顧北不再阻止他,只是皺眉看著他,沉默幾秒,終于還是忍不住告訴他:“你的癌細胞擴散了。”
凌絕渾身一震,眼神頓時變得凌亂,擴散了,這么快,已經擴散了。
“以前也許可以熬得住,但時間越久,問題就會越嚴重,你的主治醫生應該已經跟你說過。”顧北深深的看著他,“你有多久沒有去做檢查了?難道你沒有發現最近病情發作得很頻繁嗎?”
“呵!”凌絕故作輕松,“無所謂,該來的……始終……都會來,人總有……那么一天。”
“你甘心嗎?”顧北憐憫的看著他,“你還年輕,你還有那么多理想抱負,你被凌海壓制這么多年,好不容易才把事業做起來,如果現在出什么事,你的努力全都白費了。

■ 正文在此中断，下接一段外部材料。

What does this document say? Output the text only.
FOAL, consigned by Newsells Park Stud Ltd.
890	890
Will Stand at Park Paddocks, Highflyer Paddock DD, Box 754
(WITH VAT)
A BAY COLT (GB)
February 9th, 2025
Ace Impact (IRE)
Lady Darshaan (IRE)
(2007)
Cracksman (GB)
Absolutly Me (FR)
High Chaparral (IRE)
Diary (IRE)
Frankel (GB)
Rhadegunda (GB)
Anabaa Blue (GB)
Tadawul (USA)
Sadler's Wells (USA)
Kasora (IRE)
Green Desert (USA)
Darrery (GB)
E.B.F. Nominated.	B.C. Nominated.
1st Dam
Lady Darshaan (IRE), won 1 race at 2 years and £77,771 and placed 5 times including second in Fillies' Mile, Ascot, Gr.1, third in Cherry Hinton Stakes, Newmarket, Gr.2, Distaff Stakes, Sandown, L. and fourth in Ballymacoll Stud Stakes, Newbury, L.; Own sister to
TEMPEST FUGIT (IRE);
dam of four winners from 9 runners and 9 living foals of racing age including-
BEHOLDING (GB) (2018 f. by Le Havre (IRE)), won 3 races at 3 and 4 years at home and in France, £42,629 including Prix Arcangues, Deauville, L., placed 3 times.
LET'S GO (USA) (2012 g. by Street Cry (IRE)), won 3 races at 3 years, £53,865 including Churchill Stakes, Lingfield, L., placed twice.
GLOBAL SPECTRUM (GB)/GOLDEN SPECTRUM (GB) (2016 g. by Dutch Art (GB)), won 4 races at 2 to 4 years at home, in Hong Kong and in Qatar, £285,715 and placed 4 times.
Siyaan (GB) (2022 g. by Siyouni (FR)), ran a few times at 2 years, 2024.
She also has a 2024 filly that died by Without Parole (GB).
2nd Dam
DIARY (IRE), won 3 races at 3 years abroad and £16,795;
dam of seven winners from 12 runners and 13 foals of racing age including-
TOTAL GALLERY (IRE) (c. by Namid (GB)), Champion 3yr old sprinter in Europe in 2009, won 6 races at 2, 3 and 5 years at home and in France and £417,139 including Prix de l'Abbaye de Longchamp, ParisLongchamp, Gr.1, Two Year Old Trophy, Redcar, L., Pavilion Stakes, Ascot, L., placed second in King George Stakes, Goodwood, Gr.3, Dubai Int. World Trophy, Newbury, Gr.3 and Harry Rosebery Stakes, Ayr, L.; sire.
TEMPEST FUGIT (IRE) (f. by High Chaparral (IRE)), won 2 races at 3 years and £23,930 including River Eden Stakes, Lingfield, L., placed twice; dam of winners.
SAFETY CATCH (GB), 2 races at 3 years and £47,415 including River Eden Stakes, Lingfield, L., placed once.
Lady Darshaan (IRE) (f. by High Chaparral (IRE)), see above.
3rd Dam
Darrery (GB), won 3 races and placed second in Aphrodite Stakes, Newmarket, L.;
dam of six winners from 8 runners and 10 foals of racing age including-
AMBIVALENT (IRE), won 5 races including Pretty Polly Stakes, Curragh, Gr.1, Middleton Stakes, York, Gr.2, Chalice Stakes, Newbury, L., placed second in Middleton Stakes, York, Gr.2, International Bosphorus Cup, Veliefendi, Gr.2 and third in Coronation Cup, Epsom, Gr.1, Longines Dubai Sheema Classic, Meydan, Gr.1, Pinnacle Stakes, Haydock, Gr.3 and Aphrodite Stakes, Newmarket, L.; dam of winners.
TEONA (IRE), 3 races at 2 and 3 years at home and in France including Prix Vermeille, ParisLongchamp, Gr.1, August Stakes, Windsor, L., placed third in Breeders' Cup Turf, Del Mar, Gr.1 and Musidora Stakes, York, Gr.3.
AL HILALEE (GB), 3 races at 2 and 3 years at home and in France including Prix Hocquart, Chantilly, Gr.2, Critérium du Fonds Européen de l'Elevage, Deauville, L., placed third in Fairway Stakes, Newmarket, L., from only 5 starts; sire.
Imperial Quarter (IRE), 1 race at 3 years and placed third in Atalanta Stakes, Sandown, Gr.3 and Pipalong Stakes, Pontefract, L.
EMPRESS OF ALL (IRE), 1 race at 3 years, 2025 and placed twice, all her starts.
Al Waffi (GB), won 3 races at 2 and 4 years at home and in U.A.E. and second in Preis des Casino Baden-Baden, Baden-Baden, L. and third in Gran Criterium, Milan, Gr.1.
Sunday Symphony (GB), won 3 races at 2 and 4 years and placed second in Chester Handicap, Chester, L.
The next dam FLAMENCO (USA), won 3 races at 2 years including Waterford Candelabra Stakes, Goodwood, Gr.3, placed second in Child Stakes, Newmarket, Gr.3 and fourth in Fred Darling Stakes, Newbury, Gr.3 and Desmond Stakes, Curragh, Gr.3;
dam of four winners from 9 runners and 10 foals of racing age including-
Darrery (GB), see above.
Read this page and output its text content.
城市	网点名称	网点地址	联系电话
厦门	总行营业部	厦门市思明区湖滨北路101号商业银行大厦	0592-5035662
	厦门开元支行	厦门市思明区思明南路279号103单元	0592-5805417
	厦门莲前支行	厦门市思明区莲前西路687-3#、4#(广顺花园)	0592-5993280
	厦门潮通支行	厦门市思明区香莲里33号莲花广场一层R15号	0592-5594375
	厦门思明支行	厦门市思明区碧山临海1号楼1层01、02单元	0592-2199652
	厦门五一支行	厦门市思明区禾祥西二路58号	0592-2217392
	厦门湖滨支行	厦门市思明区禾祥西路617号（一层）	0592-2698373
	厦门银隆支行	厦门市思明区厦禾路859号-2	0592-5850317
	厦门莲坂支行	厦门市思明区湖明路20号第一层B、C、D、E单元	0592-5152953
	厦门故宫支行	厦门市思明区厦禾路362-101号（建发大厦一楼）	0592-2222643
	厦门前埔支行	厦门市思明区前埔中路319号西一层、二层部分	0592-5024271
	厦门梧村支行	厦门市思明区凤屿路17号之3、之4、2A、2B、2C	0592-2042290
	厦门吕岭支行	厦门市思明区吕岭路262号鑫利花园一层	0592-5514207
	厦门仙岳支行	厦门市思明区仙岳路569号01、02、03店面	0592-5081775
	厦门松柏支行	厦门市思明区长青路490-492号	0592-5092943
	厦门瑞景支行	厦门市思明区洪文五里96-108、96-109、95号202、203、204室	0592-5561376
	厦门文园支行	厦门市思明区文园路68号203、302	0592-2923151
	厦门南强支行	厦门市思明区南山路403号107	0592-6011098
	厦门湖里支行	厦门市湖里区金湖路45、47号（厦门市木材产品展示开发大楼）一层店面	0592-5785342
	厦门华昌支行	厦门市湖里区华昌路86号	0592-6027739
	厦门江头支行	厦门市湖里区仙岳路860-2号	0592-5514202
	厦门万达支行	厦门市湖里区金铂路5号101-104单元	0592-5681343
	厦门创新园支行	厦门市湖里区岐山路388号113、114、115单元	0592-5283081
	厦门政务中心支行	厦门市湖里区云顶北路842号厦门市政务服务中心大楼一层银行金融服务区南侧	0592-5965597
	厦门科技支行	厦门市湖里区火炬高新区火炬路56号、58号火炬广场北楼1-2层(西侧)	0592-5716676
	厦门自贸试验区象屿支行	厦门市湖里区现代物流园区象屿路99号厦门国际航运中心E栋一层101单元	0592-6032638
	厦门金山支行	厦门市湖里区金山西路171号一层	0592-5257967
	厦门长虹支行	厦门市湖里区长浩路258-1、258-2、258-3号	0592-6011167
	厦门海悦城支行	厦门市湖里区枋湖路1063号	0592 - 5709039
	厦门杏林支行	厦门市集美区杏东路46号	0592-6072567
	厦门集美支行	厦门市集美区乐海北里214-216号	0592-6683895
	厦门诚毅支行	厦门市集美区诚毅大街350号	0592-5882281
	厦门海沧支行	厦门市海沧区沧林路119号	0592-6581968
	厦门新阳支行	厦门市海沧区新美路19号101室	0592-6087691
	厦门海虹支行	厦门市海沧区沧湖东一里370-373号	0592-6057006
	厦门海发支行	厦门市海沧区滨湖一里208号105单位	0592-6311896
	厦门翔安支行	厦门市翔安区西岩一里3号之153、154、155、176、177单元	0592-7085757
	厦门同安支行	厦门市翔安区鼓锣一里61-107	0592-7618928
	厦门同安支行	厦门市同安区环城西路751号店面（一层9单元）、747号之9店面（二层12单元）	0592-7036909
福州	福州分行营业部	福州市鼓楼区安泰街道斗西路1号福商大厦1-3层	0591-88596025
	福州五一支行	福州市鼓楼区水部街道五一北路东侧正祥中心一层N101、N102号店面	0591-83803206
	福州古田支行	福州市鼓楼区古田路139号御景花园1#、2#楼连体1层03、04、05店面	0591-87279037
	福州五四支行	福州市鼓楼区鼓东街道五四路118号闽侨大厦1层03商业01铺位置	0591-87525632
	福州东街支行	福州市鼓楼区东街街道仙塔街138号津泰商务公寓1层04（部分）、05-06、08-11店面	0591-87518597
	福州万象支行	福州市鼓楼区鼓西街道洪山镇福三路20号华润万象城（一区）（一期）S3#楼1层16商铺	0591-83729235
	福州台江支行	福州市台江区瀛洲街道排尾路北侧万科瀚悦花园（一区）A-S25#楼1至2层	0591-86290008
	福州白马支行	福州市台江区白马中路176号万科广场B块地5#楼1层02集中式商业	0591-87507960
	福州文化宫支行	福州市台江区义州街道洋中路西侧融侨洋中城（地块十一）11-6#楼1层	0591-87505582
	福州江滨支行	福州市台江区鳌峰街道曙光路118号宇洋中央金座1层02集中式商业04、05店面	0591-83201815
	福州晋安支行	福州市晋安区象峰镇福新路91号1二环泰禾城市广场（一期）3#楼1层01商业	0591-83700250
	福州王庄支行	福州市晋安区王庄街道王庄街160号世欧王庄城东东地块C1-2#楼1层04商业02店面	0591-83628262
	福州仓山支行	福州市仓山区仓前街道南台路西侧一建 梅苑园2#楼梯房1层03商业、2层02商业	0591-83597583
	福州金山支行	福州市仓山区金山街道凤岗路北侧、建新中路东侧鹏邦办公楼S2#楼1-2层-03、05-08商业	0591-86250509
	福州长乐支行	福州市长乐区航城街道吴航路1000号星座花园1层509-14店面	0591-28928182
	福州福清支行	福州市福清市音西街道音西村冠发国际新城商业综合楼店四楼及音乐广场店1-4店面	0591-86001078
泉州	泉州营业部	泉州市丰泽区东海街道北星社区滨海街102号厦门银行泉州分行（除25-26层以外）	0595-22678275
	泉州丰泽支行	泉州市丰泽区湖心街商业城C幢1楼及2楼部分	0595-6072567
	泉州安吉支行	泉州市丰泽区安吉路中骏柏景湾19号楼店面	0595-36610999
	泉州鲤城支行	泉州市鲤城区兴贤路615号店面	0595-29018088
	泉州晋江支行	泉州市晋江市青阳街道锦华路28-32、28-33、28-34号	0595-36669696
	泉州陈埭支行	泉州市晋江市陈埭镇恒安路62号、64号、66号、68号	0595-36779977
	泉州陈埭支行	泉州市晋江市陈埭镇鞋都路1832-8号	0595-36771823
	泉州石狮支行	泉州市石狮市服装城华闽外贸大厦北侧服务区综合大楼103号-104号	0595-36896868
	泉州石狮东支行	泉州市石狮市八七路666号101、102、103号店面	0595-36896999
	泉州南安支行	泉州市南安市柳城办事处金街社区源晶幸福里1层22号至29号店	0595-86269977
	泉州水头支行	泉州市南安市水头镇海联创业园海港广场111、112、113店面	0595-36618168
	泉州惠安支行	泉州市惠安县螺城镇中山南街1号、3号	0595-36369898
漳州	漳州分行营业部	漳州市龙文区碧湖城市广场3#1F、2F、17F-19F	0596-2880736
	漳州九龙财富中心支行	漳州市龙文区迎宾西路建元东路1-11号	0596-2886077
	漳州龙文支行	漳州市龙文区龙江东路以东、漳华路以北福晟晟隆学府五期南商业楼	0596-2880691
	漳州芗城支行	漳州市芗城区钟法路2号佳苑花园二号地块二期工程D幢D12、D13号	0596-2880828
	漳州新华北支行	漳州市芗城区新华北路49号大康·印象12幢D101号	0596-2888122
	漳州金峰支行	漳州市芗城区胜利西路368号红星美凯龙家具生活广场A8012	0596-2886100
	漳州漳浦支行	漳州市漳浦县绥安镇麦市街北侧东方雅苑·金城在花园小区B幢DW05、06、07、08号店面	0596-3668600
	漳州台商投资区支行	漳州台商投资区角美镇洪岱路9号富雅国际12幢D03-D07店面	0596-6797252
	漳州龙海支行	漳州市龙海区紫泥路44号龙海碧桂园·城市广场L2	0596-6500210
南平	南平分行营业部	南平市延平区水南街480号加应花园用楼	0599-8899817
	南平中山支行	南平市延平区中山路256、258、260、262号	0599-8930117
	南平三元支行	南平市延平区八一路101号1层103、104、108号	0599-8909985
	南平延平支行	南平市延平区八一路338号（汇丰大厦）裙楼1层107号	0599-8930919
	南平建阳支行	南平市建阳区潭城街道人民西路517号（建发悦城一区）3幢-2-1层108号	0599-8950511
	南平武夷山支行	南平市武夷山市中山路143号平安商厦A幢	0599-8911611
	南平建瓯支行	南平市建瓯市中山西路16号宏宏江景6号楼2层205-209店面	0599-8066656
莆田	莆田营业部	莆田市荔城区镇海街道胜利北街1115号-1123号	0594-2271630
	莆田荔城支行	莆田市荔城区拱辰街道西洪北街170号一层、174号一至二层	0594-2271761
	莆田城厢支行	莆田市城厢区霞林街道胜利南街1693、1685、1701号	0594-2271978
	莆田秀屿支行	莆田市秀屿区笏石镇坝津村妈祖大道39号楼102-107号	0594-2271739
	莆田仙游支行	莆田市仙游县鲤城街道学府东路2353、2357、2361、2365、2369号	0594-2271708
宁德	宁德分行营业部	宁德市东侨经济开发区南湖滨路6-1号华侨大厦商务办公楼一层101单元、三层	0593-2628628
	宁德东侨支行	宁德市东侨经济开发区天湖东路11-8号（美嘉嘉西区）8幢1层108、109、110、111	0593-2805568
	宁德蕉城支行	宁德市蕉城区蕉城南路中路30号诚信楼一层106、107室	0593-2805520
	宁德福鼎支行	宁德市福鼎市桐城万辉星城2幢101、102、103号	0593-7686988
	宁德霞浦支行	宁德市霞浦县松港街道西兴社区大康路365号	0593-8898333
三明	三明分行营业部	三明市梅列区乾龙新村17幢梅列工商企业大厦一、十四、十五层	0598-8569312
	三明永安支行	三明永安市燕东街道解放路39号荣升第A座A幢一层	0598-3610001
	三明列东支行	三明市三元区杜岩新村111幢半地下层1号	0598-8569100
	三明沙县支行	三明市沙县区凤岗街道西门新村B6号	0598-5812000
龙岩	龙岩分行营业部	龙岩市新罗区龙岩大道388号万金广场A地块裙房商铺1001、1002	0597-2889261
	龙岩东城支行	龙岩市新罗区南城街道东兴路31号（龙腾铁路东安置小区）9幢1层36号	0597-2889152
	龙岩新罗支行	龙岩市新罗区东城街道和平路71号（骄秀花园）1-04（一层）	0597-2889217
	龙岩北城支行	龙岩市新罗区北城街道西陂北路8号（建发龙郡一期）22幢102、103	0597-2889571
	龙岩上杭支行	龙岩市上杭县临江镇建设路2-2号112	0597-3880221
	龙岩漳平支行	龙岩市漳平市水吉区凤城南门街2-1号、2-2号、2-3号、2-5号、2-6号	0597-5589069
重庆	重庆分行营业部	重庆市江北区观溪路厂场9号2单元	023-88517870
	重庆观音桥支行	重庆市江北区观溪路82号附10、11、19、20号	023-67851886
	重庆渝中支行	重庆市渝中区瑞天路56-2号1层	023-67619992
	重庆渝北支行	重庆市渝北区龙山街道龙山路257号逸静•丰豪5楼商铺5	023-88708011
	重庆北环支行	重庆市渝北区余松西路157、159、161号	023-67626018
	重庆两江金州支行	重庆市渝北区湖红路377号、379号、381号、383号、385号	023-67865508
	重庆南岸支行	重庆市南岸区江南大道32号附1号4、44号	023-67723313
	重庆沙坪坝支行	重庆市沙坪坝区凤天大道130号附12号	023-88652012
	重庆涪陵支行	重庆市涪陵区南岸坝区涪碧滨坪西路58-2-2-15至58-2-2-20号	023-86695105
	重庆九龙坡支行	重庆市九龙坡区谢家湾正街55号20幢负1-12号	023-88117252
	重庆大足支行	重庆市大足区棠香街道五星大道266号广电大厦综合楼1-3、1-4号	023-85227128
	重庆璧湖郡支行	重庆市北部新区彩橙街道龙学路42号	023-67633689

還有以晴,你當年跟她分開也是因為這個吧?不想拖累她,所以才放手。現在她陷入困境,你就這么撒手不管?”
“我怎么管?”凌絕突然怒吼,“她已經有……墨圣天了!”
他的眼神變得悲涼,任何事情都打壓不了他,唯獨夜以晴,無論他變得多么強大,她永遠都是他致命的傷!
“唉……”顧北深深的嘆息,“我也不知道該說些什么,只是希望你能夠好好愛惜自己,你這個病并不是沒得治,你早點接受治療,還是有希望的。”
“呵呵……”凌絕冷冷的笑了,“有希望,也有風險。”
他的主治醫生告訴他,現在做手術,有一半希望,一半風險,如果手術成功,他再休養個一年半載,就能夠重獲新生;如果手術失敗……那就得提前離開人世。